Principal Annette Poulain, who joined in recent years, brings over 25 years of leadership experience from independent schools including Cheltenham College and Our Lady's Abingdon. She leads a faculty notably strong in academic credentials. Many staff hold PhDs or advanced degrees from Oxbridge and other research universities. Denis, for instance, holds a forensic science degree and has collaborated with Cambridgeshire Constabulary. The Assistant Head for STEM, Andy, completed a PhD from the University of Bristol and previously worked in academic publishing with the Royal Society of Chemistry. This calibre of staffing means students benefit not just from subject knowledge but from genuine intellectual engagement with their disciplines.
The boarding houses are a defining feature. St Andrew's operates 11 residential halls distributed throughout Cambridge, each staffed with dedicated House Parents who live on-site. This creates what students describe as a "home away from home" environment. The college's newest hall, Scholars House, will open in January 2026 with 57 single en-suite rooms. Unlike some boarding schools where day students form a secondary tier, the majority of St Andrew's students board, so boarding culture dominates. Meals are taken communally; pastoral check-ins happen naturally through house community. The college is genuinely warm without being saccharine.

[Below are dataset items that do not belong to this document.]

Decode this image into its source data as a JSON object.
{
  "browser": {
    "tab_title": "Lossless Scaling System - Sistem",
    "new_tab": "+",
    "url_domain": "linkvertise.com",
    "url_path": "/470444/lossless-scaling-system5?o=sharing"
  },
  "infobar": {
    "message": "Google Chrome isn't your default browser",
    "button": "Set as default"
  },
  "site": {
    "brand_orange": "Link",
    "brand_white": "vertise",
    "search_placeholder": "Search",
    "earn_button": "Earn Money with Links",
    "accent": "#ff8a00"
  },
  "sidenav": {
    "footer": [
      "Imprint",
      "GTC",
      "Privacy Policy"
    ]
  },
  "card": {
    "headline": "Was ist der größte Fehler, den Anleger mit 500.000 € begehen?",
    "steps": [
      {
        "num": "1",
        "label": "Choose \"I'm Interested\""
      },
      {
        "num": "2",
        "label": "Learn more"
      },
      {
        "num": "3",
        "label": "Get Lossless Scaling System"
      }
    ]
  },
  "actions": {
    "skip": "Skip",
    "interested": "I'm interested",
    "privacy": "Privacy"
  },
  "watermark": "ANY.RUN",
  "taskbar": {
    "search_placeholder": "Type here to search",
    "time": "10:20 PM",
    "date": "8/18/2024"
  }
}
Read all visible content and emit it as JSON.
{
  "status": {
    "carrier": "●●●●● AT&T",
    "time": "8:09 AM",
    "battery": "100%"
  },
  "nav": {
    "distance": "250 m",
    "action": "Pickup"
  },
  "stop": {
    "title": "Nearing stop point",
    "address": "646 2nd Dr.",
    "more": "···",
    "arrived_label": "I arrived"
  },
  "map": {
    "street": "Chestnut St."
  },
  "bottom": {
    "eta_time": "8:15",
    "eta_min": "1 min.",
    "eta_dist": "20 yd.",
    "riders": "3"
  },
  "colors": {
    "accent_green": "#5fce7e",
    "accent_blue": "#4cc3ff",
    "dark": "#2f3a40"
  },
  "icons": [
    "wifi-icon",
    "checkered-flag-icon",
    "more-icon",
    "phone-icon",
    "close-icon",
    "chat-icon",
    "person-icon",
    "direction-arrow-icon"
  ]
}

St Andrew's A-Level performance, measured by FindMySchool rankings, places the college 1,665th in England (15th in Cambridge), within the lower 40% of schools in England (40th to 100th percentile). This honest positioning reflects the college's actual demographic: it attracts students not selected for traditional academic pathways in the UK system, including those retaking GCSEs, those switching systems internationally, and those who did not achieve selective school entry in their home countries. To expect elite outcomes would be misplaced.
The most recent cohort data shows A-Level grades distributed across the spectrum: 9% achieved A*; 12% achieved A; 13% achieved B. This means 34% of all A-Level grades fell at A*-B, compared to the England average of 47%. The college publishes that 66% of A-Level students achieve grades A*-A overall, and 92% achieve A*-B. This discrepancy suggests selection effects within the published figures.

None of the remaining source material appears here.